In 2005 Kim Cameron, Architect of Identity at Microsoft wrote The Laws of Identity‘, a blog in which he produced a problem statement, far more succinct than mine – “The Internet was built without a way to know who and what you are connecting to.”

Cameron argues that it’s hard to introduce an identity layer into the Internet because there is no agreement on what digital identity should be or how it should be run. This comes about because digital identity is related to context and each one of the billions of Internet users has many hundreds of reasons, or contexts, for using the Internet.

According to Cameron, the emergence of a single simplistic digital identity solution as a universal panacea is not realistic, what is needed is a unifying identity metasystem that can protect applications from the internal complexities of specific implementations and allow digital identity to become loosely coupled.

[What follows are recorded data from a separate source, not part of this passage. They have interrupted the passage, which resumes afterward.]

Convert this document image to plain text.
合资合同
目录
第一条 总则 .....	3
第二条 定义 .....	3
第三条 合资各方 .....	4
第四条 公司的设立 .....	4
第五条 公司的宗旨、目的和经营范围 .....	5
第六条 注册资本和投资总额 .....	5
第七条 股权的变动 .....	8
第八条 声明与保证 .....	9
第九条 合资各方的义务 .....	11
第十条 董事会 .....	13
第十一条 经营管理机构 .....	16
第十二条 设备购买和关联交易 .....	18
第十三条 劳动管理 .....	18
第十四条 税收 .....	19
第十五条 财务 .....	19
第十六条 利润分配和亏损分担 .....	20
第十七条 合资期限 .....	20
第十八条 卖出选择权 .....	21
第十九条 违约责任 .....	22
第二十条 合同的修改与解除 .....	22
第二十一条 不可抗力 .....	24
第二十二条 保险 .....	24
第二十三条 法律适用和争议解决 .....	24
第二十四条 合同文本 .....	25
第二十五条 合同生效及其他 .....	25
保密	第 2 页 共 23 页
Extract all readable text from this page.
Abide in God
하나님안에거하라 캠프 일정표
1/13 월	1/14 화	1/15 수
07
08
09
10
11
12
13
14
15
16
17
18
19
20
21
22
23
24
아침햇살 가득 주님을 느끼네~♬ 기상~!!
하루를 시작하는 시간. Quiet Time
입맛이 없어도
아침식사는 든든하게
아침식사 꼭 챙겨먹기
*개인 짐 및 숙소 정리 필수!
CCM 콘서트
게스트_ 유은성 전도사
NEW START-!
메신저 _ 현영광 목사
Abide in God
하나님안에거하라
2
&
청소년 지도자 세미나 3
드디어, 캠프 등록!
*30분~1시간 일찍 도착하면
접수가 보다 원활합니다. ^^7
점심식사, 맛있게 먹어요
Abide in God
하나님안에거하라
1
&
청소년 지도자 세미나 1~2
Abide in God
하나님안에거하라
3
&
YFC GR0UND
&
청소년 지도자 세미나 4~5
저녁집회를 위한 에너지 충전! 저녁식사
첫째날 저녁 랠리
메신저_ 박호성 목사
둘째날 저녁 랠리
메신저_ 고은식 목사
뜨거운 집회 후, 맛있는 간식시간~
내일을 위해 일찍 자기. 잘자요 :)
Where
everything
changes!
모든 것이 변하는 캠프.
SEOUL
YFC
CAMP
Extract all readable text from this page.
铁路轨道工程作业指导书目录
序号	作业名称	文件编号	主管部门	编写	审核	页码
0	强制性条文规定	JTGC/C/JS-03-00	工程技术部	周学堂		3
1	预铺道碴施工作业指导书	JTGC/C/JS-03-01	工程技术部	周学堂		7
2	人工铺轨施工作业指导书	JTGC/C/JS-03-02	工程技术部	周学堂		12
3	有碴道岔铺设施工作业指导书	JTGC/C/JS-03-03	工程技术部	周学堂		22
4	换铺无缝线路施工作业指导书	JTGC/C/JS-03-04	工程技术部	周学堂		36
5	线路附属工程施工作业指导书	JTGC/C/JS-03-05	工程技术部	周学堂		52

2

Cameron proposes 7 laws of identity:

  • User Control & Consent – technical identity systems must only reveal information identifying a user with the user’s consent.
  • Minimal disclosure for a constrained use – the solution which discloses the least amount of identifying information and best limits its use is the most stable long term solution.
  • Justifiable parties – digital identity systems must be designed so the disclosure of identifying information is limited to parties having a necessary and justifiable place in a given identity relationship.
  • Directed identity – a universal identity system must support both “omni-directional” identifiers for use by public entities and “unidirectional” identifiers for use by private entities, thus facilitating discovery while preventing unnecessary release of correlation handles.
  • Pluralism of Operators & Technologies – a universal identity system must channel and enable the inter-working of multiple identity technologies run by multiple identity providers.
  • Human integration – the universal identity metasystem must define the human user to be a component of the distributed system integrated through unambiguous human-machine communication mechanisms offering protection against identity attacks.
  • Consistent experience across contexts – the unifying identity metasystem must guarantee its users a simple, consistent experience while enabling separation of contexts through multiple operators and technologies.